IV - Perhatian kecil

8 1 0
                                    

*Fyi, nama tokoh Aksa aku ganti jadi Jule ya, maaf yang udah baca dari awal. Karena udah banyak yang pakai nama Aksa jadi aku ganti. Welcome Jule.*

- Selamat membaca -

Dini hari, saat ibu kota tengah terlelap, Jule melajukan sepeda motornya, membelah jalanan yang sudah remang.

Duk!

Kepala Jule sedikit tersungkur kedepan, helmnya berbenturan dengan helm Caca yang sedari tadi memejamkan matanya. Ia memutuskan untuk menepikan motornya dan menoleh mendapati Caca yang bersandar di punggungnya.

"Ca," panggilnya sambil menggoyangkan kaki Caca.

"Caaa, lah kok nggak bangun?" Jule pasrah.
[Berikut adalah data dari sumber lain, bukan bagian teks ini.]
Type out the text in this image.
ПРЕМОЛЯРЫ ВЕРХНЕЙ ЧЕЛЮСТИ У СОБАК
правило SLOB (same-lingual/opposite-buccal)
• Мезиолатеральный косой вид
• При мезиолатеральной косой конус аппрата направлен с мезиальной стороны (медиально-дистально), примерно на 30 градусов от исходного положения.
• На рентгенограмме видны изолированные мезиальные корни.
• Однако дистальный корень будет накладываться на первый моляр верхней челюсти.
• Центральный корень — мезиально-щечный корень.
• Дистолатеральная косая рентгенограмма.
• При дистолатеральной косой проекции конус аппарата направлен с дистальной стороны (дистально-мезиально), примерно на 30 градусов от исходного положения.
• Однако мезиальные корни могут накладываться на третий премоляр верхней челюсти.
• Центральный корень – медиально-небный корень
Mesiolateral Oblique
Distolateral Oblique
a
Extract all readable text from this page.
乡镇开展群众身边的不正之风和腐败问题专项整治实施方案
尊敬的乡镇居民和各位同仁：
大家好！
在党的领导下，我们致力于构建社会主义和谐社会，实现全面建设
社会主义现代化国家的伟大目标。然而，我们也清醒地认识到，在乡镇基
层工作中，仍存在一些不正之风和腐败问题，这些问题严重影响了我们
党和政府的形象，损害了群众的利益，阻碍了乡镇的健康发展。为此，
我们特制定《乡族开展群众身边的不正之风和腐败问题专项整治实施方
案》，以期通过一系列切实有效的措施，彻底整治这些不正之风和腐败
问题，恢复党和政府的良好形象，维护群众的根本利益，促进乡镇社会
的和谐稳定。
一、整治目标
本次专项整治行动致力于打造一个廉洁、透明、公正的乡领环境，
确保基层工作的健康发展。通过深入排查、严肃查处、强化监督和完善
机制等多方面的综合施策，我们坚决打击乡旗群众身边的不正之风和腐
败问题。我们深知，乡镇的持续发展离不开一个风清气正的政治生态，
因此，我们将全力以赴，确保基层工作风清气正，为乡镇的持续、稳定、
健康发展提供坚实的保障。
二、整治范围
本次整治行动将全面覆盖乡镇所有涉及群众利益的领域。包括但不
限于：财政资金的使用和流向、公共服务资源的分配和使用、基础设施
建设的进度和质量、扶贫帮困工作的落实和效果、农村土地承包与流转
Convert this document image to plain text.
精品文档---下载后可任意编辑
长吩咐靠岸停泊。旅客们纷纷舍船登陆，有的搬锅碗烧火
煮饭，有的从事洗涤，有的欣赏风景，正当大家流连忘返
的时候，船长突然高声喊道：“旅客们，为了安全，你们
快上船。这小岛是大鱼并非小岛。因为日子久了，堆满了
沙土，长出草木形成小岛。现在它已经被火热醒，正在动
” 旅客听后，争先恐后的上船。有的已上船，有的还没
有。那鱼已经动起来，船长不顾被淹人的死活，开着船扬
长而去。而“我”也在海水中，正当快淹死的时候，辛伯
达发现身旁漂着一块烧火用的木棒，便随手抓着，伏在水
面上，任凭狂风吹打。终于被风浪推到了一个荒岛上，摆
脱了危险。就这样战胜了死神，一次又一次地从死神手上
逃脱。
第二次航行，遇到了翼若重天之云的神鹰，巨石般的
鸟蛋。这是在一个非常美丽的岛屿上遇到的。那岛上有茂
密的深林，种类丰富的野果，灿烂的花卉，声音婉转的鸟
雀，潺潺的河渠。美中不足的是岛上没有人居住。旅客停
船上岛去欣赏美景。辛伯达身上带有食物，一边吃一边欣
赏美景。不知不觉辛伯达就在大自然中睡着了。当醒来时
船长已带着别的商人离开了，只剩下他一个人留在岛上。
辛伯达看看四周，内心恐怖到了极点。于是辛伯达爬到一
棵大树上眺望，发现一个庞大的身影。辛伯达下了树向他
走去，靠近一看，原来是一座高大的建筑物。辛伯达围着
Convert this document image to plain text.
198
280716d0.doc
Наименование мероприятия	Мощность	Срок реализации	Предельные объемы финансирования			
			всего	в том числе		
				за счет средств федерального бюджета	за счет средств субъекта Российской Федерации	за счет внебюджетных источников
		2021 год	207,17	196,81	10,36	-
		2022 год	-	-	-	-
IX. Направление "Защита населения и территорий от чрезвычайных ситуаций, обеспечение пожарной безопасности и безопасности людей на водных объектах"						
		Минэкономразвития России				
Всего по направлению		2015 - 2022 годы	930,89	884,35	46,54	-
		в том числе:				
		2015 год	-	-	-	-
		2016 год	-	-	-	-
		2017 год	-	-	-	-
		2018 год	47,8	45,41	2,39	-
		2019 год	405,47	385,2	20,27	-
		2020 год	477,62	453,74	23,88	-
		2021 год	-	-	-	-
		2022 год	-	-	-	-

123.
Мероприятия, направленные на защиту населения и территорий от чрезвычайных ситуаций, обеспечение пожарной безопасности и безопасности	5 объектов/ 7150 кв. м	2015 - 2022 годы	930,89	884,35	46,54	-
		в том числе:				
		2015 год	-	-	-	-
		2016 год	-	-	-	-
Ia mengambil tangan Caca lantas melingkarkan pada pinggangnya. Tunggu, ia melirik sekali lagi. Rok putih Caca sedikit tersibak memperlihatkan sedikit paha mulusnya. Seketika Jule membeku. Desiran darah mengalir dengan cepat. Ditambah dengan jantungnya yang berdegup tak karuan.

Jule melepaskan jaket jeansnya dan menaruhnya di pangkuan Caca.

Kenapa gue lakuin? Tanyanya pada diri sendiri.

Jule melihat jemari Caca yang saling bertaut, ditambah satu tangannya masih berdiam di atas tangan Caca. Ia tersenyum tipis.

Dengan hati-hati, ia melajukan motornya hingga sampai di depan rumah Caca. Ya, rumah ber-cat putih dengan banyak tanaman gantung yang menghiasi. Rumah itu tempat yang menjadi saksi bisu hidup Caca, rasa kecewa, senang, sedih, dan terpuruk. Semua terekam di dinding putih yang dingin.

"Ca. Bangun Ca udah sampe." Jule menggoyangkan kaki Caca lagi. Tapi Caca tak berkutik sedikit pun. Sampai akhirnya dengan terpaksa, Jule mencubit lengan Caca.

"Aaa! Aduh."

Dan yap! Berhasil. Caca terbangun dengan helm yang menutupi sebagian matanya yang masih setengah sadar. Beberapa kali Caca menarik tangannya membuat Jule tertawa diam-diam.

"Eh, kok tangan Caca nyangkut sih?" Jule malah membiarkan Caca sejenak dan terlarut dalam tawanya, tanpa suara.

Tak lama, jemari-jemarinya memegang kedua tangan Caca. Rasa dingin yang menempel karena hembusan angin pun tergantikan dengan rasa hangat yang mulai menjalar. Jule melepaskan tautan tangan Caca.

"Eh?" Caca tersadar. Dengan cepat ia turun dan berdiri di samping Jule. Jaket Jule yang jatuh mengalihkan pandangan Caca.

"Eh ini punya kakak?"

Jule mengangguk.

"Hah? Ini-" Caca memberikannya kepada Jule.

"Makasih banyak ya kak."

"Sama-sama. Bisa?" Tanyanya saat melihat Caca yang kesusahan membuka pengait helm. Caca membenarkan helm yang merosot lantas mengangguk mantap.

Jule menarik tangan Caca, mengikis jarak antara mereka berdua. Jemarinya mulai melepas pengait helm dan membebaskannya dari kepala Caca. Sementara Caca, ia terperangah. Napasnya yang terhenti lantas berirama cepat tak bisa membohongi kalau hatinya tengah menari-nari dalam kenyamanan.

"Eh, Caca masuk ya. Makasih!" ucapnya dengan cepat lantas memasuki rumah dengan seribu langkahnya.

Caca.

Nama yang terus terngiang di pikiran. Bahkan, hari ini ia berhasil melenyapkan keberadaan Netta dan rasa kecewa. Apa ini awal untuk lembaran baru?